Label
I have honestly no idea why I'm writing this right kid yet this blog here is the only blog I have right now and I kind off need to sort my thoughts...
You guys know this feeling when other people constantly put a label on you or always use the same word to describe you. For some of you it might be a good feeling cause the label or the word is something positive yet in my case it's an awful feeling cause every stranger uses the same word for me "ugly"
No matter which person I come across "ugly" is the label I always get. My friends tell me the opposite but honestly... Would you ever call your friend ugly? For me my friends are the most beautiful people in the world even when the rest of the world disagrees.
Of course I do know that I shouldn't listen too much to the words of strangers but getting the same negative label over and over is awful... I got bullied my whole school time, I got used that I'm nothing more than ugly or the freak and that I wouldn't have a cute high school lovestory. However I hoped that it would change when I finally entered university but well... I'm still either "ugly" or invisible.

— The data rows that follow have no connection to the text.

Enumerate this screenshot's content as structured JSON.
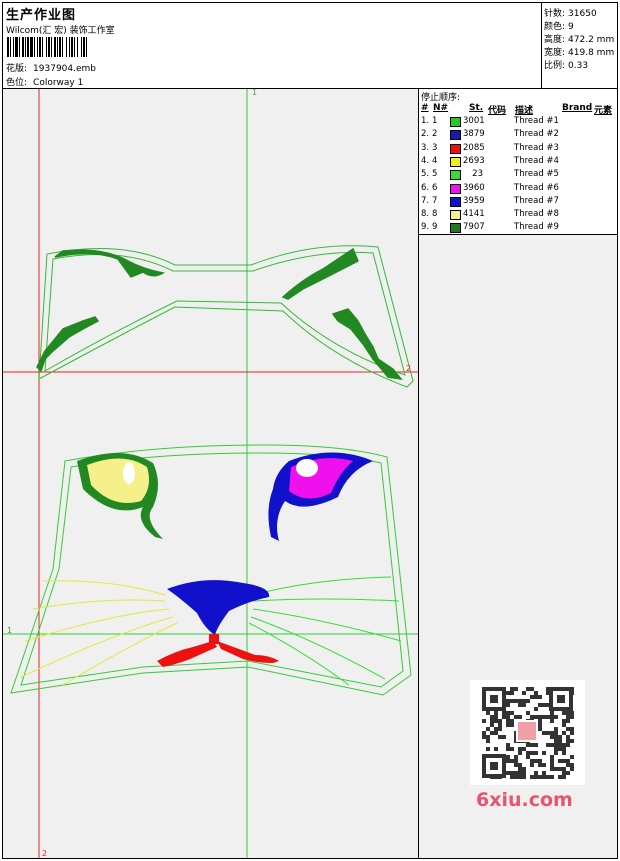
{
  "header": {
    "title": "生产作业图",
    "company": "Wilcom(汇 宏) 装饰工作室",
    "design_label": "花版:",
    "design_value": "1937904.emb",
    "colorway_label": "色位:",
    "colorway_value": "Colorway 1"
  },
  "stats": [
    {
      "label": "针数:",
      "value": "31650"
    },
    {
      "label": "颜色:",
      "value": "9"
    },
    {
      "label": "高度:",
      "value": "472.2 mm"
    },
    {
      "label": "宽度:",
      "value": "419.8 mm"
    },
    {
      "label": "比例:",
      "value": "0.33"
    }
  ],
  "thread_table": {
    "title": "停止顺序:",
    "headers": {
      "hash": "#",
      "n": "N#",
      "st": "St.",
      "code": "代码",
      "desc": "描述",
      "brand": "Brand",
      "elem": "元素"
    },
    "rows": [
      {
        "num": "1.",
        "n": "1",
        "code": "3001",
        "desc": "Thread #1",
        "color": "#22cc22"
      },
      {
        "num": "2.",
        "n": "2",
        "code": "3879",
        "desc": "Thread #2",
        "color": "#1a1aaa"
      },
      {
        "num": "3.",
        "n": "3",
        "code": "2085",
        "desc": "Thread #3",
        "color": "#ee1111"
      },
      {
        "num": "4.",
        "n": "4",
        "code": "2693",
        "desc": "Thread #4",
        "color": "#eeee22"
      },
      {
        "num": "5.",
        "n": "5",
        "code": "23",
        "desc": "Thread #5",
        "color": "#33dd33"
      },
      {
        "num": "6.",
        "n": "6",
        "code": "3960",
        "desc": "Thread #6",
        "color": "#ee11ee"
      },
      {
        "num": "7.",
        "n": "7",
        "code": "3959",
        "desc": "Thread #7",
        "color": "#1111cc"
      },
      {
        "num": "8.",
        "n": "8",
        "code": "4141",
        "desc": "Thread #8",
        "color": "#f5f08a"
      },
      {
        "num": "9.",
        "n": "9",
        "code": "7907",
        "desc": "Thread #9",
        "color": "#227722"
      }
    ]
  },
  "axis_labels": {
    "top_green": "1",
    "right_red": "2",
    "left_green": "1",
    "bottom_red": "2"
  },
  "watermark": "6xiu.com",
  "colors": {
    "guide_green": "#33cc33",
    "guide_red": "#ee2222",
    "canvas_bg": "#f0f0f0",
    "watermark": "#e8556a"
  }
}
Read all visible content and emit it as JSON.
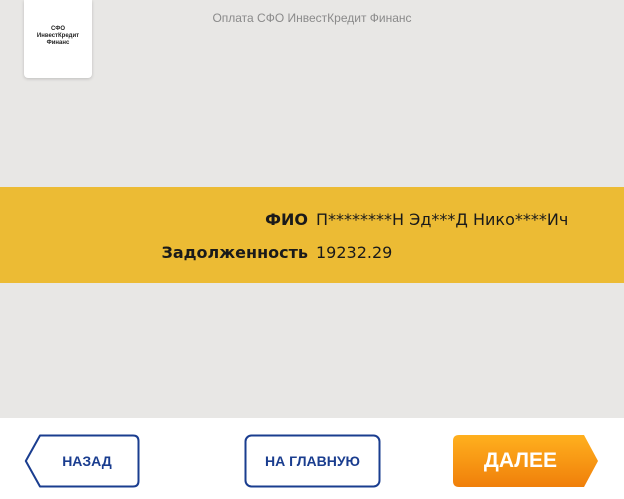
{
  "logo": {
    "line1": "СФО",
    "line2": "ИнвестКредит",
    "line3": "Финанс"
  },
  "header": {
    "title": "Оплата СФО ИнвестКредит Финанс"
  },
  "info": {
    "fio_label": "ФИО",
    "fio_value": "П********Н Эд***Д Нико****Ич",
    "debt_label": "Задолженность",
    "debt_value": "19232.29"
  },
  "buttons": {
    "back": "НАЗАД",
    "home": "НА ГЛАВНУЮ",
    "next": "ДАЛЕЕ"
  },
  "colors": {
    "background": "#e8e7e5",
    "band": "#ecbb34",
    "button_border": "#1a3d8f",
    "next_gradient_top": "#ffb01e",
    "next_gradient_bottom": "#f07f0a"
  }
}
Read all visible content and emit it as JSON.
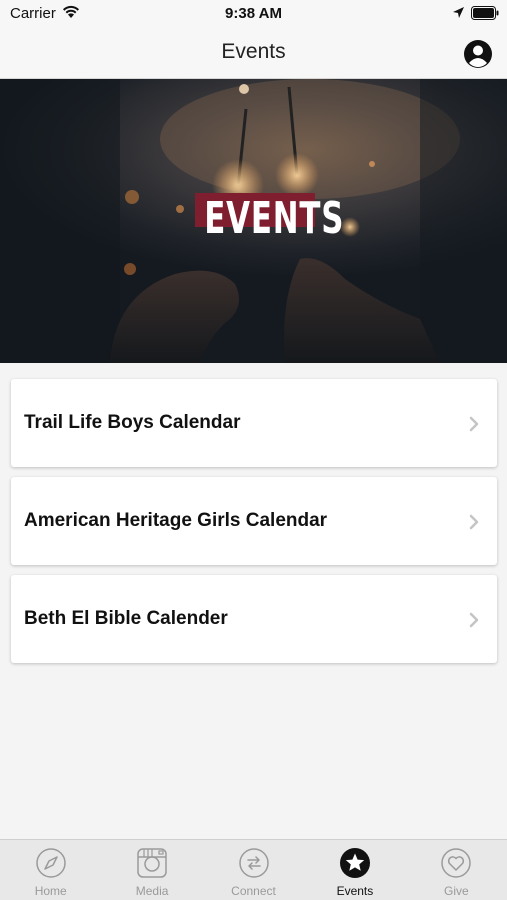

That all the stuff left me kind of shy and it's hard for me to approach people in real life. Via the Internet it's easier yet I prefer other people to make the first step. However that rarely happens and instead I'm alone or reduced to the label "ugly" again.
I don't want everybody to like me yet I don't want to be the "ugly" one for everybody . My friends are the interesting ones, the ones who will be approached meanwhile I'm still the "ugly" one. In my life I never heard someone to confess to me, I've never been on a date and with every year that passes I doubt more and more that it will ever happen.
The people of you who follow me on other SNS might disagree on that label yet we all know that people tend to use tricks for their pictures. The right light, make up, some filters... I personally think that some of my pictures are pretty far from the reality of my face. It's an illusion I create so that I won't get the label "ugly" again.
As I mentioned before I know that I shouldn't listen that much to the words of strangers yet I want a change. For once I want to be the pretty girl too and find someone who likes me back and even if it is just once...
I don't know if it made sense what I wrote here or if anyone reads it but writing down my thoughts with the chance of getting a response to them always helped me.
About 36 tricks: I don't know whether I can write another chapter until Sunday but after Sunday it will be on a hiatus for sure cause I will be on vacation.